[Fwd: Re: Large ZFS arrays?]

Tue Jun 17 15:47:32 UTC 2014

On Sun, 2014-06-15 at 11:00 -0500, Kevin Day wrote:
> On Jun 15, 2014, at 10:43 AM, Dennis Glatting <dg at pki2.com> wrote:
> > 
> > Total. I am looking at three pieces in total:
> > 
> > * Two 1PT storage "blocks" providing load sharing and 
> >  mirroring for failover.
> > 
> > * One 5PB storage block for on-line archives (3-5 years).
> > 
> > The 1PB nodes will divided into something that makes sense, such as
> > multiple SuperMicro 847 chassis with 3TB disks providing some number of
> > volumes. Division is a function of application, such as a 100TB RAIDz2
> > volumes for bulk storage whereas smaller 8TB volumes for active data,
> > such as iSCSI, databases, and home directories.
> > 
> > Thanks.
> 
> 
> We’re currently using multiples of the SuperMicro 847 chassis with 3TB
> and 4TB drives, and LSI 9207 controllers. Each 45 drive array is
> configured as 4 11 drive raidz2 groups, plus one hot spare. 
> 
> A few notes:
> 
> 1) I’d highly recommend against grouping them together into one giant
> zpool unless you really really have to. We just spent a lot of time
> redoing everything so that each 45 drive array is its own
> zpool/filesystem. You’re otherwise putting all your eggs into one very
> big basket, and if something went wrong you’d lose everything rather
> than just a subset of your data. If you don’t do this, you’ll almost
> definitely have to run with sync=disabled, or the number of sync
> requests hitting every drive will kill write performance.
> 
> 2) You definitely want a JBOD controller instead of a smart RAID
> controller. The LSI 9207 works pretty well, but when you exceed 192
> drives it complains on boot up of running out of heap space and makes
> you press a key to continue, which then works fine. There is a very
> recently released firmware update for the card that seems to fix this,
> but we haven’t completed testing yet. You’ll also want to increase
> hw.mps.max_chains. The driver warns you when you need to, but you need
> to reboot to change this, and you’re probably only going to discover
> this under heavy load.
> 

I had discovered the chains problem on some of my systems. Like most of
the people on this list, I have a small data center in my home that the
spouse had the noisy servers "relocated" to the garage. :)

> 3) We’ve played with L2ARC ssd devices, and aren’t seeing much gains.
> It appears that our active data set is so large that it’d need a huge
> SSD to even hit a small percentage of our frequently used files.
> setting “secondarycache=metadata” does seem to help a bit, but probably
> not worth the hassle for us. This probably will depend entirely on your
> workload though.
> 

I'm curios if you have you tried the TB or near TB SSDs? I haven't
looked to see if they are anything reliable, or fast.

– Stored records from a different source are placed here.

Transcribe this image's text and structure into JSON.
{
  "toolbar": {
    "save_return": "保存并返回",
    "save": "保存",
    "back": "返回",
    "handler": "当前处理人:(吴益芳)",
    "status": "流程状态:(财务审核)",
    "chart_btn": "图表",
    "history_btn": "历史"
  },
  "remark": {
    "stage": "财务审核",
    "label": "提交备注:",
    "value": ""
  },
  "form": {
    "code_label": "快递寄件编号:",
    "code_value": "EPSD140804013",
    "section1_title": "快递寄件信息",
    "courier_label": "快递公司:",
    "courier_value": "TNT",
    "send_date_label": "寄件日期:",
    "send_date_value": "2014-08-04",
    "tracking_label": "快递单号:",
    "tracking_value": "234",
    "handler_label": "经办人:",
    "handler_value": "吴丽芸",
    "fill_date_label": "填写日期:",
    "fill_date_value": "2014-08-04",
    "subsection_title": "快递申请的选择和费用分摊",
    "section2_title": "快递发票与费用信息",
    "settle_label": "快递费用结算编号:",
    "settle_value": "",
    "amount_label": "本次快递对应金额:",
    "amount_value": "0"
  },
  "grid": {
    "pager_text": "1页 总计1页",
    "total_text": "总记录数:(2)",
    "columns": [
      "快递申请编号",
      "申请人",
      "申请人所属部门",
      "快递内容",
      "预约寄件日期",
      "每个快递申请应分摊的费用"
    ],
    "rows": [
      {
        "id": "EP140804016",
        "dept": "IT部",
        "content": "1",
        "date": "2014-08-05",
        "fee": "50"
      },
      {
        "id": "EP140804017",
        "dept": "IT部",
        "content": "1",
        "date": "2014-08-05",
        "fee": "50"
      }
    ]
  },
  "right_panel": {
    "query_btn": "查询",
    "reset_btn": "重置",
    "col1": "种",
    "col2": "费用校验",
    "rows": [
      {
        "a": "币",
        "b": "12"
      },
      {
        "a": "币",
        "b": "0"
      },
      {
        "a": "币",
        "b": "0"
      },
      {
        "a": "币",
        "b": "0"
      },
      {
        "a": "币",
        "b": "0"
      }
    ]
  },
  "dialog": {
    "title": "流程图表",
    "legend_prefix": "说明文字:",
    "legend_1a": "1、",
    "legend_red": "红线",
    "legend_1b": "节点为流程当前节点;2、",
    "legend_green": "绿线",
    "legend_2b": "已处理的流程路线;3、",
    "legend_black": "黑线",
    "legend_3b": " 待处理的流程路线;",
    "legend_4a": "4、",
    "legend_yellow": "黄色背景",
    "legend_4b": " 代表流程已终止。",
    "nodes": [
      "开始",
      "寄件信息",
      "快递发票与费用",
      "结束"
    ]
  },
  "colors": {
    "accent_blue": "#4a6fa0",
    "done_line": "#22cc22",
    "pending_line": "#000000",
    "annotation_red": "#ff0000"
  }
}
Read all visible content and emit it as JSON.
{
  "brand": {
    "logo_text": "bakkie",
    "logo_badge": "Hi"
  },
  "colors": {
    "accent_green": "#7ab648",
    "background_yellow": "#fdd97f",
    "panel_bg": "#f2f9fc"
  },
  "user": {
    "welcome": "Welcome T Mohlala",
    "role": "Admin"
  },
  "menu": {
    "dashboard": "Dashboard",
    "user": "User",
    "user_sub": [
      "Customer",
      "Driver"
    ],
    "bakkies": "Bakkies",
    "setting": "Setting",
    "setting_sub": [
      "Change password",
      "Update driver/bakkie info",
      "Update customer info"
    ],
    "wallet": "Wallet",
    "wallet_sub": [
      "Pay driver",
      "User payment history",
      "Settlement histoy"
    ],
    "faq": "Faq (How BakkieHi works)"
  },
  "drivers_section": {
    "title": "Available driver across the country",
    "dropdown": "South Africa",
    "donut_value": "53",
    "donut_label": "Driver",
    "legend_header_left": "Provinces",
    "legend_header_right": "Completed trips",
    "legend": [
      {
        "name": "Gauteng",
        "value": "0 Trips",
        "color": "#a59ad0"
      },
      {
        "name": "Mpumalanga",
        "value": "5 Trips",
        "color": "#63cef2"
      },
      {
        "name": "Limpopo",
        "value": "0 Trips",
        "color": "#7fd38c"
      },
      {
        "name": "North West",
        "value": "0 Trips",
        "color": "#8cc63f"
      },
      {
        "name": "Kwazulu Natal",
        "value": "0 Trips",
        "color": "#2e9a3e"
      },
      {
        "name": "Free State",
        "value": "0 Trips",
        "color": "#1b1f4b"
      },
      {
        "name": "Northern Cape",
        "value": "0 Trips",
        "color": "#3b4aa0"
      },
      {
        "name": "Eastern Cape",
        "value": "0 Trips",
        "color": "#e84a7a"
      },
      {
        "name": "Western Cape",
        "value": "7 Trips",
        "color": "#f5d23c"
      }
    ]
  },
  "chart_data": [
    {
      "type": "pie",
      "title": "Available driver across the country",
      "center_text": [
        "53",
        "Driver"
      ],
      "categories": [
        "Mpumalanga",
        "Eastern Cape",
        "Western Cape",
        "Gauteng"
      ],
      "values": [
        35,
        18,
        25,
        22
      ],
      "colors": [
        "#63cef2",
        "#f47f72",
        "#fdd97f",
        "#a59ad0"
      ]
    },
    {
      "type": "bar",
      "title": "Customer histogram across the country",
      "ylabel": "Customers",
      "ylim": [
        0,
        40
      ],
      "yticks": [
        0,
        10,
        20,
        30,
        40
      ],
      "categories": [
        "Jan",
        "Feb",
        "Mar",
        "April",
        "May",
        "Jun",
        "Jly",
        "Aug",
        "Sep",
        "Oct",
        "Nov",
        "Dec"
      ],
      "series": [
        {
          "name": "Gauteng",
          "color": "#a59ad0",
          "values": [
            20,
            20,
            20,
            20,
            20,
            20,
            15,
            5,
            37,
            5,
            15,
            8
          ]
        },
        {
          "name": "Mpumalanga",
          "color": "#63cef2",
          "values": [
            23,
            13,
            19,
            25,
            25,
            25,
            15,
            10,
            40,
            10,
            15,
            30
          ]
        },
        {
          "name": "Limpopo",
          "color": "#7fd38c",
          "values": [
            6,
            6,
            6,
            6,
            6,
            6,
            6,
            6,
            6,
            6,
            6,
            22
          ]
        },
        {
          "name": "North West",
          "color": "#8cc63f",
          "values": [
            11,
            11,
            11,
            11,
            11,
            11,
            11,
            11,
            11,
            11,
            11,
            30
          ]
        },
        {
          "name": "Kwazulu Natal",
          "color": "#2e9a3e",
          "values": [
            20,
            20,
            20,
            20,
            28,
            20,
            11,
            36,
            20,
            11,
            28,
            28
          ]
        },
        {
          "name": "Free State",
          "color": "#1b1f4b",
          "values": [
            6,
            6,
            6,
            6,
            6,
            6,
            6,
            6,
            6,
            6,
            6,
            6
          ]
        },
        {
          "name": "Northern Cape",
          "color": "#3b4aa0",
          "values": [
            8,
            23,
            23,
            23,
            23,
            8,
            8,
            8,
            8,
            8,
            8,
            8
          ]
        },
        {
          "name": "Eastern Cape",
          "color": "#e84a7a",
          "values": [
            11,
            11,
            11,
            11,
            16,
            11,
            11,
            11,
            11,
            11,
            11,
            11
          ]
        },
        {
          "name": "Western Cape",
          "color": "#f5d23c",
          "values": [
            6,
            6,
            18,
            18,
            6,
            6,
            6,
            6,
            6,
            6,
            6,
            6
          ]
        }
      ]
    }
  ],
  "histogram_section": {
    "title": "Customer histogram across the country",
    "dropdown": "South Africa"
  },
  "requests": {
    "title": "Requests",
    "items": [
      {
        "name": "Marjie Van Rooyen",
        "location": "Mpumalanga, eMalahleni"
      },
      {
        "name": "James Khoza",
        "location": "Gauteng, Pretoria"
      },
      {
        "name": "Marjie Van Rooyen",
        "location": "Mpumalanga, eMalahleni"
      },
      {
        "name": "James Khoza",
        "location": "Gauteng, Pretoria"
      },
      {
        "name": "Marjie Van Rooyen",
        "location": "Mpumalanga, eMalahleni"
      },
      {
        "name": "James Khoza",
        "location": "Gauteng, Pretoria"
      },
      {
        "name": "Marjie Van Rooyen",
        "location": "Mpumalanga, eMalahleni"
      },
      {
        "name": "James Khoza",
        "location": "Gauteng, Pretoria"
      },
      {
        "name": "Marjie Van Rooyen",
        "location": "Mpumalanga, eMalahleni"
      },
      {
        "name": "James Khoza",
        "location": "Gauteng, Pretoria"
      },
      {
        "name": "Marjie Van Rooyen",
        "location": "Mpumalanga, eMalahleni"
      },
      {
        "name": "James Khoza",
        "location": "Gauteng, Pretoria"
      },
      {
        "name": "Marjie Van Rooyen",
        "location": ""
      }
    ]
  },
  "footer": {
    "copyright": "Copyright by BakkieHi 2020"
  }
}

> 4) “zfs destroy” can be excruciatingly expensive on large datasets.
> http://blog.delphix.com/matt/2012/07/11/performance-of-zfs-destroy/ 
> It’s a bit better now, but don’t assume you can “zfs destroy” without
> killing performance to everything.
> 

Is that still a problem? Both FreeBSD and ZFS-on-Linux had a significant
problem on destroy but I am under the impression that is now
backgrounded on FreeBSD (ZoL, however, destroyed the pool with dedup
data). It's been several months since I deleted TB files but I seem to
recall that non-dedup was now good but dedup will forever suck.

> If you have specific questions, I’m happy to help, but I think most of
> the advice I can offer is going to be workload specific. If I had to do
> it all over again, I’d probably break things down into many smaller
> servers than trying to put as much onto one.
> 

Replication for on-line fail over. HAST may be an option but I haven't
looked into it.

-- 
Dennis Glatting <dg at pki2.com>